Un’altra vittima del Covid: addio a Giovanni D’Alfonso

13 Marzo 2021

Lettomanoppello: 70 anni, è morto in ospedale. Ieri i funerali a Manoppello Appassionato di storia e di cavalli, fondò il gruppo dei Cavalieri di Celestino V

LETTOMANOPPELLO. Si sono svolti ieri, a Manoppello, i funerali del settantenne Giovanni D'Alfonso, stroncato dal Covid-19 dopo un periodo di ricovero all'ospedale di Pescara. Pensionato dell'Enel, da oltre venti anni si dedicava con molta passione ad opere di volontariato. Appassionato anche di cavalli, aveva fondato il gruppo Cavalieri di Celestino V e non mancava mai, con il suo gruppo a cavallo, ai «Cammini del Volto Santo», accompagnando i pellegrini che procedevano a piedi. Iniziativa nata per ripetere il percorso della tradizione, tra storia e leggenda.
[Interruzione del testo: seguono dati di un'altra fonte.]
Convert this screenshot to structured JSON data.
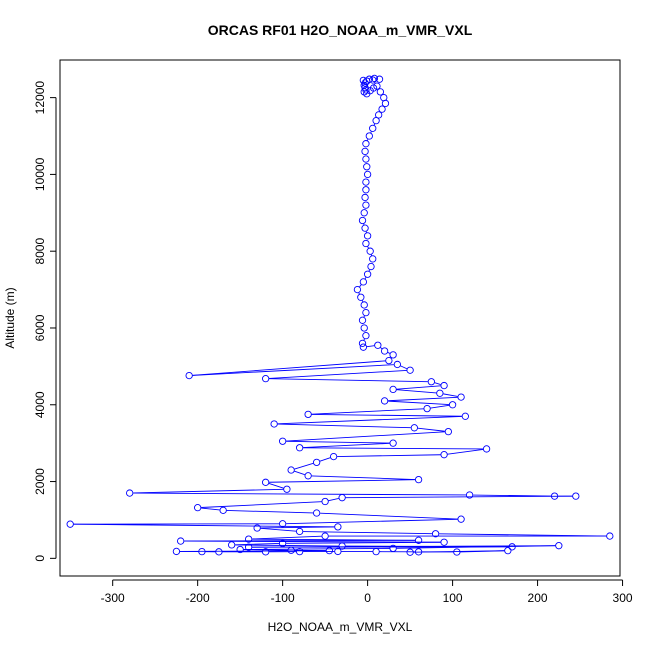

Si racconta che un pellegrino portò in salvo la Sacra Icona, impressa sul velo di bisso, a Manoppello per sottrarlo alla furia dei Lanzichenecchi che, nel 1506, distrussero la cappella di San Pietro dove era conservato.
D'Alfonso era anche presidente dell’associazione delle Giacche verdi, un gruppo nazionale. Possedeva anche dei cavalli che gli servivano per le attività di preservazione e conservazione dei patrimoni naturalistici. Insomma non si lasciava sfuggire nessuna occasione per dimostrare il forte zelo nella sua attività di naturalista e di devozione ai valori cristiani.
Fu testimone quando, circa 20 anni fa, a seguito delle presunte apparizioni della Madonna di Costantinopoli al lettese Nino di Pietrantonio, si erse una stele alla Fonte del Papa in territorio lettese.
Due paesi in lutto ieri: Manoppello, dove era nato 70 anni fa e Lettomanoppello, dove viveva. In entrambi, ma anche nei centri del circondario, era molto conosciuto, amato e stimato.
Il funerale si è svolto nel pieno rispetto delle norme anti-Covid, con la presenza dei familiari e di qualche amico più stretto. «Giovanni era molto attivo nella comunità lettese», riferisce il sindaco Simone D'Alfonso, «presente nelle manifestazioni che coinvolgevano il paese e sempre pronto a mettersi a servizio della collettività, forte anche dell'appoggio e del sostegno dei suoi collaboratori. La notizia del suo decesso ha colpito e rammaricato un po' tutti in molti centri della Val Pescara, dove era molto conosciuto e dove era stato presente, con i suoi cavalieri, nelle tante manifestazioni paesane. Giovani lascia la moglie Rosaria, le figlie Stefania e Manuela con i generi Sandro e Giammaria, i fratelli Camillo e Pietro e i nipoti Vincenzo, Milena, Daiana, Antonio, Maria, Paola, Lara, Mariangela, Sabrina, Antonella Alfonso e Donatella, che gli hanno dedicato un singolare manifesto. Ai familiari sono giunte le condoglianze dei due sindaci Giorgio De Luca e Simone D'Alfonso.